A custom function (generate_data) is used to:

  • Assign synthetic color labels to each image
  • Create a multi-label dataset
  • Return inputs along with two corresponding targets

This transforms a single-task dataset into a multi-task learning setup.


Learning Paradigm

Multi-Task Learning

The model is trained to optimize two objectives simultaneously:

  • Digit classification loss
  • Color classification loss

Each task contributes to the overall loss, encouraging the model to learn:

  • Shared representations useful across tasks
  • Task-specific refinements via separate output heads

Training Strategy

Loss Functions

  • Separate categorical losses applied to each output
  • Combined during training

Optimization

  • Gradient-based optimization (via Keras/TensorFlow backend)
  • Backpropagation flows through both shared and task-specific layers

Callbacks

The training process includes:

  • Custom Logger callback
    • Tracks and prints performance metrics
  • TensorBoard integration
    • Enables visualization of:
      • Loss curves
      • Training progression

Model Outputs

The model produces two predictions per input:

Output Type Description
Digit Prediction Recognizes the digit (0–9)
Color Prediction Predicts assigned color label

These outputs demonstrate how a single network can handle multiple learning objectives concurrently.

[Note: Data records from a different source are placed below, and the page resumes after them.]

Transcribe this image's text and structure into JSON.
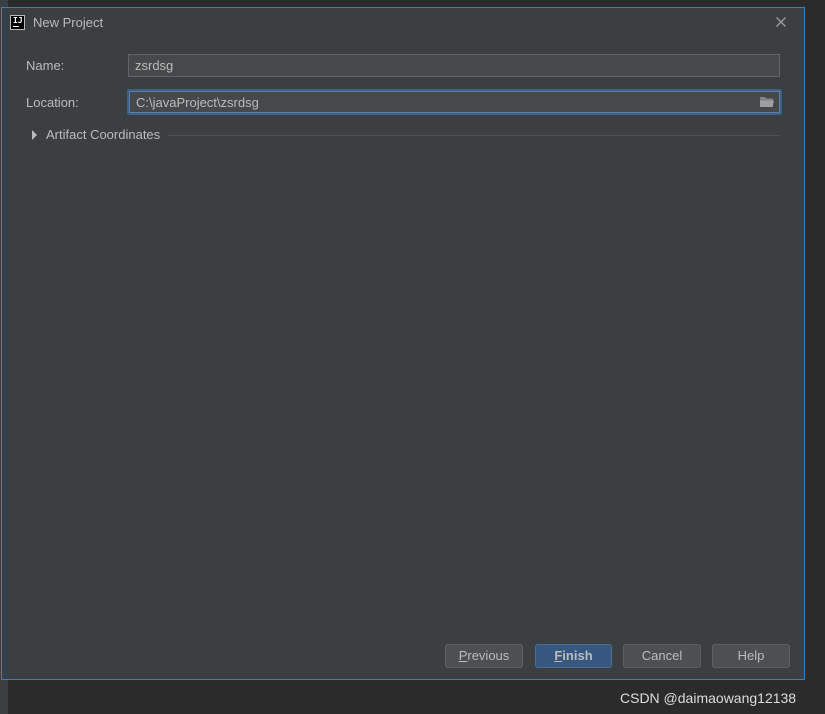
{
  "window": {
    "title": "New Project",
    "app_icon_text": "IJ"
  },
  "form": {
    "name_label": "Name:",
    "name_value": "zsrdsg",
    "location_label": "Location:",
    "location_value": "C:\\javaProject\\zsrdsg",
    "artifact_label": "Artifact Coordinates"
  },
  "buttons": {
    "previous_first": "P",
    "previous_rest": "revious",
    "finish_first": "F",
    "finish_rest": "inish",
    "cancel": "Cancel",
    "help": "Help"
  },
  "watermark": {
    "text": "CSDN @daimaowang12138"
  },
  "icons": {
    "app": "intellij-icon",
    "close": "close-icon",
    "folder": "folder-icon",
    "expand": "triangle-right-icon"
  },
  "colors": {
    "background": "#3c3f41",
    "field": "#45494a",
    "focus_border": "#3d7fc4",
    "default_button": "#365880",
    "button": "#4c5052",
    "text": "#bbbbbb"
  }
}
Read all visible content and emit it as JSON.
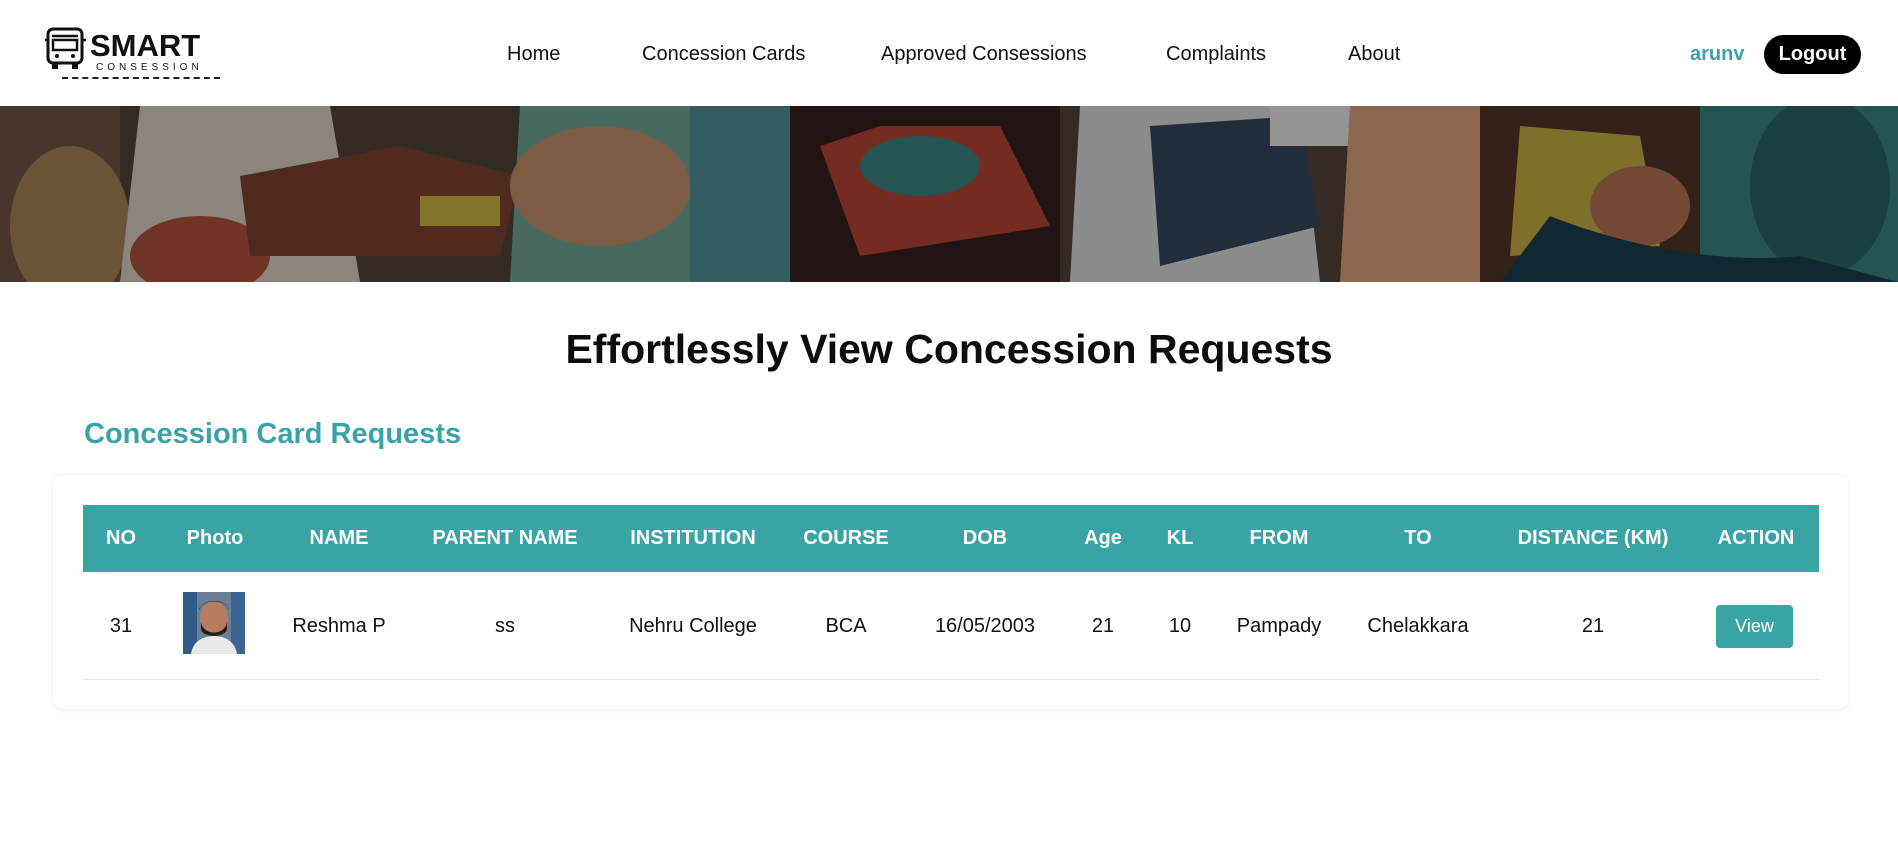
{
  "brand": {
    "name": "SMART",
    "tagline": "CONSESSION"
  },
  "nav": {
    "links": [
      "Home",
      "Concession Cards",
      "Approved Consessions",
      "Complaints",
      "About"
    ],
    "user": "arunv",
    "logout": "Logout"
  },
  "colors": {
    "accent": "#3aa3a5",
    "nav_button": "#000000"
  },
  "page": {
    "title": "Effortlessly View Concession Requests",
    "section_title": "Concession Card Requests"
  },
  "table": {
    "headers": [
      "NO",
      "Photo",
      "NAME",
      "PARENT NAME",
      "INSTITUTION",
      "COURSE",
      "DOB",
      "Age",
      "KL",
      "FROM",
      "TO",
      "DISTANCE (KM)",
      "ACTION"
    ],
    "rows": [
      {
        "no": "31",
        "photo_icon": "user-photo",
        "name": "Reshma P",
        "parent_name": "ss",
        "institution": "Nehru College",
        "course": "BCA",
        "dob": "16/05/2003",
        "age": "21",
        "kl": "10",
        "from": "Pampady",
        "to": "Chelakkara",
        "distance": "21",
        "action": "View"
      }
    ]
  }
}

Evaluation & Visualization

The notebook includes:

  • Sample predictions
  • Visualization of model outputs
  • Comparison between true and predicted labels

This helps validate:

  • Task performance
  • Generalization capability
  • Effectiveness of shared learning

Key Concepts Demonstrated

  • Keras Functional API for non-linear architectures
  • Multi-output model design
  • Multi-task learning
  • Shared representation learning
  • Residual/skip connections in CNNs
  • Custom data pipeline creation
  • Training with multiple loss functions
  • Model monitoring with TensorBoard

Learning Objectives Achieved

  • Designing and implementing multi-task neural networks
  • Training models with multiple outputs and objectives
  • Understanding how shared layers improve learning efficiency
  • Applying architectural techniques like skip connections
  • Moving beyond sequential models to graph-based model design

Summary

This project serves as a practical implementation of multi-task deep learning, illustrating how a single CNN can be extended to solve multiple related problems efficiently. By combining shared feature extraction with task-specific outputs, it highlights a foundational approach used in more advanced systems such as object detection and multi-modal learning models.